Ludovic Mohammed Zahed is a gay Muslim and expert on the Koran, and is expecting some backlash with the opening of his gay friendly mosque in Paris—Europe’s first. A brave soul, he says it will be as much a safe haven as a place for worship.
“We need to have a safe space for people who do not feel comfortable and at ease in normal mosques,” Zahed said in an interview with ABC News. “There are transgender people who fear aggression, women who do not want to wear head scarf or sit in the back of the mosque. This project gives hope back to many believers in my community.”
Set to open at the end of the month, “The Unity” mosque will be located in eastern Paris in a Buddhist temple, though the specific address is being kept a secret for now. Zahed’s goal is simple and includes “accepting everyone as equally God’s creation… I hope straight men will pray together with gay men and women, everyone.”
Unlike most current Islamic views, Zahed does not condemn being gay (and is so himself). In fact, Zahed was the first French man to be married to his same sex partner in a Muslim ceremony. He says that “nothing in Islam or the Koran forbids homosexuality. Indeed, for centuries, Muslims did not consider homosexuality to be the supreme abomination that they do today.” He argues that it has only been demonized with European colonization.

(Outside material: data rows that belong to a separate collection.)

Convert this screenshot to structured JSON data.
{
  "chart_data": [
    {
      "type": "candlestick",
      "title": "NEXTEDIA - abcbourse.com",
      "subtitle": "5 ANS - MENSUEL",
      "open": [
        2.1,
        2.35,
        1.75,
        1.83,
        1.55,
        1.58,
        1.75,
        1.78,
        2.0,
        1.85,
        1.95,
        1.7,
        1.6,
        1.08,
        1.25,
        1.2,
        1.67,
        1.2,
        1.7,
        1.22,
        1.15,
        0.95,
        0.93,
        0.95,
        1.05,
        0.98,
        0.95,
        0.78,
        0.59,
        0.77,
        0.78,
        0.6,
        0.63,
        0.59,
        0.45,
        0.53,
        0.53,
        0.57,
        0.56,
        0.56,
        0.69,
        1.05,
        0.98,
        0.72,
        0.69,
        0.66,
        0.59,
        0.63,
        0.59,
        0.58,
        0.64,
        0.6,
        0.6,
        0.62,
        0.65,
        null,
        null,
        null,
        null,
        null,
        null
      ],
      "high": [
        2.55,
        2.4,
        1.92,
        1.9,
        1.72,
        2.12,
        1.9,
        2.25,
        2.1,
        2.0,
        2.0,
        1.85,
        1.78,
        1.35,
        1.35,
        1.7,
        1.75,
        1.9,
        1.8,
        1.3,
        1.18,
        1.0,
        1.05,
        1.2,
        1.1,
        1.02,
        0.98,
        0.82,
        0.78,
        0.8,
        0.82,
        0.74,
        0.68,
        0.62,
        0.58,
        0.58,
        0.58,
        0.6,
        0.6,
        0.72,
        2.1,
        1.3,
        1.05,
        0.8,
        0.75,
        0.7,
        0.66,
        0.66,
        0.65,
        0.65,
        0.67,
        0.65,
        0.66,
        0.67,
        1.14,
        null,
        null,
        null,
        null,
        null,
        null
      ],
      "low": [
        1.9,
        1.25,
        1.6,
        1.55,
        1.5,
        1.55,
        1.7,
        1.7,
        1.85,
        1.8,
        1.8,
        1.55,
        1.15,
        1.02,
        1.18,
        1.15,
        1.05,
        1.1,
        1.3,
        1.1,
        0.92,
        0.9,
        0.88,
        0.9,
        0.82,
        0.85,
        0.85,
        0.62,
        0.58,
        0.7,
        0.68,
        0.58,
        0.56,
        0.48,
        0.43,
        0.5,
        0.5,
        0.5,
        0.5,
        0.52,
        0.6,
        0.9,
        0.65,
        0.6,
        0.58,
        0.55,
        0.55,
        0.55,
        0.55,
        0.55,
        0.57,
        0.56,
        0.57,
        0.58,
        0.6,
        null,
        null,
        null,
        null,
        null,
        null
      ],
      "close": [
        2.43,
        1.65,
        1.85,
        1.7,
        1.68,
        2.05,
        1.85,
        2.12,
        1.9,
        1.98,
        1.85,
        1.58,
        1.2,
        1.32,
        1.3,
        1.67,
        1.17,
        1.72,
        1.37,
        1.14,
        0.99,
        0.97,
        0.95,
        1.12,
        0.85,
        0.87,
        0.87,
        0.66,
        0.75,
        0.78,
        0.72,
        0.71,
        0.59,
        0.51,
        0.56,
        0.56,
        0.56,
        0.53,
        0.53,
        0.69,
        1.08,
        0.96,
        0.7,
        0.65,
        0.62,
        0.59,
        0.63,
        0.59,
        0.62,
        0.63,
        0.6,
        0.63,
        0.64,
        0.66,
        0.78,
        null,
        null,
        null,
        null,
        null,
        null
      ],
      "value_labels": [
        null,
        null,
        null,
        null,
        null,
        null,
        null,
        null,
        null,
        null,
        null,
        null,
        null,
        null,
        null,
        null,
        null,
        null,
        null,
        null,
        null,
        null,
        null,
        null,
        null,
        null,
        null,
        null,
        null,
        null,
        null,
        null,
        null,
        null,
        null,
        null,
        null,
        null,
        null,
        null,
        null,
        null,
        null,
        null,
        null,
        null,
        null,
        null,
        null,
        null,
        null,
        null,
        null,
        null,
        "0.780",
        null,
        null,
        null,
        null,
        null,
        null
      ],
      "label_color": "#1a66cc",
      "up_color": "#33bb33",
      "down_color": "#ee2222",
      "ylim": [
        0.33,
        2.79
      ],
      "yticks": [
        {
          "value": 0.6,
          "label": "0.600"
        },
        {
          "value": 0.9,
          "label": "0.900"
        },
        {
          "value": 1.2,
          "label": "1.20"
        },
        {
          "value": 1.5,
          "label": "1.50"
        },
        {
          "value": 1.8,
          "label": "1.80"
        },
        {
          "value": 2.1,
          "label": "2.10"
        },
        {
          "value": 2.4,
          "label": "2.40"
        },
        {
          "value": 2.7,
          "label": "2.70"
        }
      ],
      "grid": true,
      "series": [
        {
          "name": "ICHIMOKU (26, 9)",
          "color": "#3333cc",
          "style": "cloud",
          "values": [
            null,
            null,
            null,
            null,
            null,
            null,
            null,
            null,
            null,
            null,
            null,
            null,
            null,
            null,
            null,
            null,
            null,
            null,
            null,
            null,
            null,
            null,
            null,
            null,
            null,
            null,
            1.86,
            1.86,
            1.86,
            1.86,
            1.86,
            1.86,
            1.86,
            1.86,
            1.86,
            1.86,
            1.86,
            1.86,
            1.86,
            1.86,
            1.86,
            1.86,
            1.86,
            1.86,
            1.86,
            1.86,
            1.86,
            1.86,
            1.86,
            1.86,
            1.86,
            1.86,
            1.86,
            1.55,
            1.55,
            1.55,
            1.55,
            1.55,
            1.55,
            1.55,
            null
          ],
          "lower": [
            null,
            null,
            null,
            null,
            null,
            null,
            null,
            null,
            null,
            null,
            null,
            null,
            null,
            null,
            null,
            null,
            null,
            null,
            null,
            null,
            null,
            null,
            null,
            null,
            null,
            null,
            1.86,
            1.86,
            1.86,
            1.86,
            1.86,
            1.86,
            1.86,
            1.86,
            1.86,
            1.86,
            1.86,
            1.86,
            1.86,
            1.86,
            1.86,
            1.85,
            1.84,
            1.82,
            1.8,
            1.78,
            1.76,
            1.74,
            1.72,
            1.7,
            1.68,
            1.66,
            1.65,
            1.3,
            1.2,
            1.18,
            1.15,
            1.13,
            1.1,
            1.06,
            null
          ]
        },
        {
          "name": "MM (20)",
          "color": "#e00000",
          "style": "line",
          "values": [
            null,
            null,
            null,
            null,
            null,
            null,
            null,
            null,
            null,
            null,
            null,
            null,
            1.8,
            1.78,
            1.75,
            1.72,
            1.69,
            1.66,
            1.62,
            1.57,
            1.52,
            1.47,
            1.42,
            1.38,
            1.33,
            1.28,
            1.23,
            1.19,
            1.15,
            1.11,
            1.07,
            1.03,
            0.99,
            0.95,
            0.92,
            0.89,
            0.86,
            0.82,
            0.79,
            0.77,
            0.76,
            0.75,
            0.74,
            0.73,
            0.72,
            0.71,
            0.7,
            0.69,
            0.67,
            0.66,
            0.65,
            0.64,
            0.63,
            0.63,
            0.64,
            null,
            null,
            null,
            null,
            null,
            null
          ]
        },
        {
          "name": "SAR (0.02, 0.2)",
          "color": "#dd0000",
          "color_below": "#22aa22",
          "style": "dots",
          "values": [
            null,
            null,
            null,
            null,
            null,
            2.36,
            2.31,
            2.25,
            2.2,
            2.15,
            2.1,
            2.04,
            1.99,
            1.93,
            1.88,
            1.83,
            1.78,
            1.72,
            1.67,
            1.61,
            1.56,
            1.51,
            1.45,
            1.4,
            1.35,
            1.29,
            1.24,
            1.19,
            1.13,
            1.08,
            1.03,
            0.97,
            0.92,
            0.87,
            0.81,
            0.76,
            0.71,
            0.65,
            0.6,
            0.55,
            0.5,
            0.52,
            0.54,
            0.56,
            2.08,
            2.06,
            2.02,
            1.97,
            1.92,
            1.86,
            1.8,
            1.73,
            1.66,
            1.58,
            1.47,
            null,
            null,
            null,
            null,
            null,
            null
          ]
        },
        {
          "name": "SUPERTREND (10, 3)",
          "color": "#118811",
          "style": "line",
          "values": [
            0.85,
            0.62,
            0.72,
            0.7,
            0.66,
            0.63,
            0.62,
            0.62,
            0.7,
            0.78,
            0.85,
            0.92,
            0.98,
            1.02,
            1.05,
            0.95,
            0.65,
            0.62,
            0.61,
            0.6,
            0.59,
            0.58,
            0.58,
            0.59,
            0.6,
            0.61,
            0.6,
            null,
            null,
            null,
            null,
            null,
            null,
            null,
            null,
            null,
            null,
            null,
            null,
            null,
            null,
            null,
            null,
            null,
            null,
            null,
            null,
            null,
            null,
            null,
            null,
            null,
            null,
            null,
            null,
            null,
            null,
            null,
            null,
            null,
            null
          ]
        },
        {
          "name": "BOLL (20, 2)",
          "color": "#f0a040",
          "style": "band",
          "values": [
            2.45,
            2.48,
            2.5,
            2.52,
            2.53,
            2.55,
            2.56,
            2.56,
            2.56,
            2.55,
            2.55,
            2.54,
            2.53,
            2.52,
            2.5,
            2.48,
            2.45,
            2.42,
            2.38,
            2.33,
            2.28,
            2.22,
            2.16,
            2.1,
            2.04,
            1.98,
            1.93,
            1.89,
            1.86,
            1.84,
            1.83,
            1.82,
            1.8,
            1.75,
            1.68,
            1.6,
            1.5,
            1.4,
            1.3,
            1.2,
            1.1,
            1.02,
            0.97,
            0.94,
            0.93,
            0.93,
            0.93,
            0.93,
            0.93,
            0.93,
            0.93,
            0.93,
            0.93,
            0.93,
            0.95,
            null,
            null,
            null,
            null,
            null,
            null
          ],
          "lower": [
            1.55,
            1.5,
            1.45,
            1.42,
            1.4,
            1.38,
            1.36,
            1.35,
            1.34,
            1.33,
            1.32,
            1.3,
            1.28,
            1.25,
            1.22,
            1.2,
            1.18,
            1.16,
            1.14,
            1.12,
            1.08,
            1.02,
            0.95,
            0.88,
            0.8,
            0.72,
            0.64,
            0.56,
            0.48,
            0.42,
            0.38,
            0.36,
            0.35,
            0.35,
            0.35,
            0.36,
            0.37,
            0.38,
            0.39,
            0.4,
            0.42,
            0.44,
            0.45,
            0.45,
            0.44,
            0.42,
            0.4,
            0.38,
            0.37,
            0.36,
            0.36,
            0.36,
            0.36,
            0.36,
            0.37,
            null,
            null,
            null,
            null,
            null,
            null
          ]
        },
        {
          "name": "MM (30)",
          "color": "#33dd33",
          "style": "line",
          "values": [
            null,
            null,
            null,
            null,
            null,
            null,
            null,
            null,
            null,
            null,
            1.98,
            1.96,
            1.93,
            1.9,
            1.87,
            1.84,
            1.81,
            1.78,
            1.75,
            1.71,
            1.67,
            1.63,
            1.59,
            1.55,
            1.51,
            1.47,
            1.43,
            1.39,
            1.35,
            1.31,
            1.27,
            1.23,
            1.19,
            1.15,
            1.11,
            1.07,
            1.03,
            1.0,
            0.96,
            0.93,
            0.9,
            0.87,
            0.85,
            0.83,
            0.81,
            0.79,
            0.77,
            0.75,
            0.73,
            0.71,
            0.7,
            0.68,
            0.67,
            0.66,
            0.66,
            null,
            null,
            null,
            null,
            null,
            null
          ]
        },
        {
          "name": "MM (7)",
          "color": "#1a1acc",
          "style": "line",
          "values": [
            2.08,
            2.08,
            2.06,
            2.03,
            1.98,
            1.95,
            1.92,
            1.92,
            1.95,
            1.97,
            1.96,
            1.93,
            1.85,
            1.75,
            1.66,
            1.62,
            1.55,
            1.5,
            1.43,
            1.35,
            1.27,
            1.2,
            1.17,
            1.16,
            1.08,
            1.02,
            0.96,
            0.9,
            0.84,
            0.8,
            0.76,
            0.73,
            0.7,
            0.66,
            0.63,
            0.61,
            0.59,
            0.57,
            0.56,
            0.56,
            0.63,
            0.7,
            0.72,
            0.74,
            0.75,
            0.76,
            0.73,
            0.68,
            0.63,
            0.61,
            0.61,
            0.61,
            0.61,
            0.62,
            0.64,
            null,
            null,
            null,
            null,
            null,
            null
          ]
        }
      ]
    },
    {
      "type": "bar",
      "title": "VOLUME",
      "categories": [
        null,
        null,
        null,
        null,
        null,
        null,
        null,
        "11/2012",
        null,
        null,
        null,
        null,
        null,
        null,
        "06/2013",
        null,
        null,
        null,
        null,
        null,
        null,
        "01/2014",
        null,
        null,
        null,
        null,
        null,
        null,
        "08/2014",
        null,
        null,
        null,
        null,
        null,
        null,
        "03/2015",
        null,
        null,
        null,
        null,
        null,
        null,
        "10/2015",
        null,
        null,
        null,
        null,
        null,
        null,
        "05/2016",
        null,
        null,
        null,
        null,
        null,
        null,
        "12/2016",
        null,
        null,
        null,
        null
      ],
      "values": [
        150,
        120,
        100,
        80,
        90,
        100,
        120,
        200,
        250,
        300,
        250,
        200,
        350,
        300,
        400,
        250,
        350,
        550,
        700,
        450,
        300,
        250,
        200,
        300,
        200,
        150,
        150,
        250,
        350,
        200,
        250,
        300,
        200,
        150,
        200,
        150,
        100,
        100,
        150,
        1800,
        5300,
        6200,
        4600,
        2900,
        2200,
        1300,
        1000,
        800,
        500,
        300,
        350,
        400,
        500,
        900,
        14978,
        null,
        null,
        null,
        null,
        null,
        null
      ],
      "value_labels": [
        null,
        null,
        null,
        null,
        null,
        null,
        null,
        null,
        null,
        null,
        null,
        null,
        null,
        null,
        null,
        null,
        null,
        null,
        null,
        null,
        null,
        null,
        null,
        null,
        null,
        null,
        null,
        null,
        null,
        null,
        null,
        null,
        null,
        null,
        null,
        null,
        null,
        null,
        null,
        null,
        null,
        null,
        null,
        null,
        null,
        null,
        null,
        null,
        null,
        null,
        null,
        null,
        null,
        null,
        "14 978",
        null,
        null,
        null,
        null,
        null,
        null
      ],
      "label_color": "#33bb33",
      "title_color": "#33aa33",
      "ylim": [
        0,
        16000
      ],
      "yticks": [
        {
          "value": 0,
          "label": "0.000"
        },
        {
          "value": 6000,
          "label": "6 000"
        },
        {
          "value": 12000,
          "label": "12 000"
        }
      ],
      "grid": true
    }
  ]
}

“The Unity” will be one of just 21 gay mosques in the world. In countries dominated by Islam, homosexuality is a crime that warrants severe punishment, as is any activism or advocacy for gay rights. But Zahed hopes to form a mosque that sheds the discriminations based on gender and transcends sexual orientation. After the mosque in Paris, Zahed hopes to open one in the UK and another in Denmark.